Chronos e Kairos

di Daniela

I Greci chiamavano il tempo con due parole diverse: CHRONOS è il tempo cronologico, quello che si misura, KAIROS è un tempo indeterminato nel quale accade qualcosa di molto significativo, un tempo non quantificabile, dotato di una natura permanente al cui interno c’è quello che si potrebbe definire un “momento supremo”. E’ il tempo in cui si presenta un’opportunità, un’apertura da attraversare con energia.

In queste settimane prevale nella mia esperienza kairos, una sorta di bolla temporale che sfuma i contorni dei giorni, costruisce un nuovo ritmo e dilata gli attimi; l’altra faccia di questo tempo è un nuovo spazio che si stringe in un orizzonte limitato. La mente, la potenza creatrice dell’immaginazione, potrebbe varcare il limite fisico e inneggiare alla libertà, cogliere l’occasione, lasciare spazio a pensieri e azioni finora mancate.

Sarebbe bello.

Ma quello che spinge ai confine della mia bolla e della mia casa è invece una grande angoscia, che vedo danzare in lontananza ma che a volte volteggia sopra la mia testa, la sento sfiorarmi nella mia ombra e ho paura.

L’unica salvezza che vedo nell’oggi è osservare i dettagli del quotidiano: la nuvola, l’orchidea, il volto e il corpo di chi amo; respirare, cerco l’aria come se da un momento all’altro dovesse mancarmi; il calore del sole che mi fa sentire amata.

C’è anche una salvezza che arriva dal passato, è tutta in un ricordo:
mia madre è seduta come sempre sullo sgabello in cucina, vicino alla finestra; mi inginocchio e appoggio la mia testa sulle sue gambe; la sua mano rugosa mi sfiora i capelli e il volto, più volte, con dolcezza. Sento ancora il suono della sua voce: “Andrà tutto bene”.

L’eco di queste parole rende il mio kairos un attimo eterno in cui la cura materna passa da mia madre a me, da me a mia figlia, da mia figlia alla creatura nuova che sarà.

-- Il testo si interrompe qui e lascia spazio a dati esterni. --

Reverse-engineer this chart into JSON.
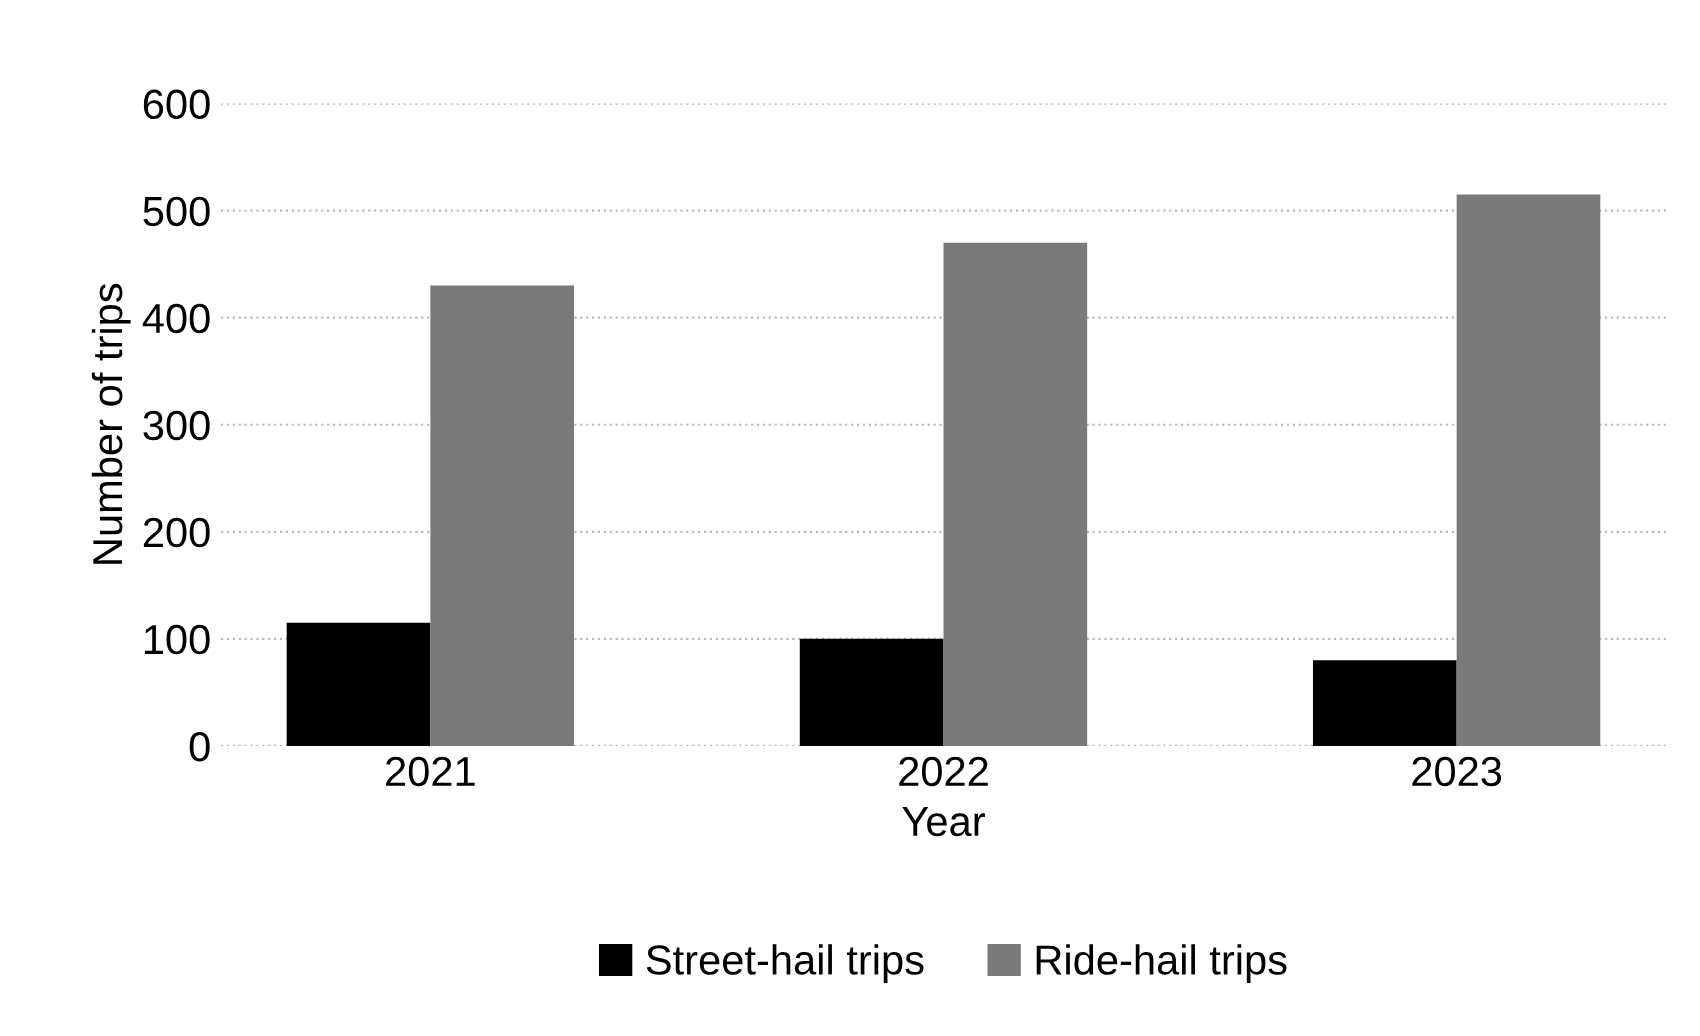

Non so quando chronos riprenderà il suo posto, ma so che niente sarà come prima; l’umanità uscirà dal suo collo di bottiglia e io con lei; guarderemo i cocci, taglienti e luminosi, fisseremo gli occhi in altri occhi, ci faremo le domande di sempre.

Per ora non ho risposte se non l’eco della voce di mia madre.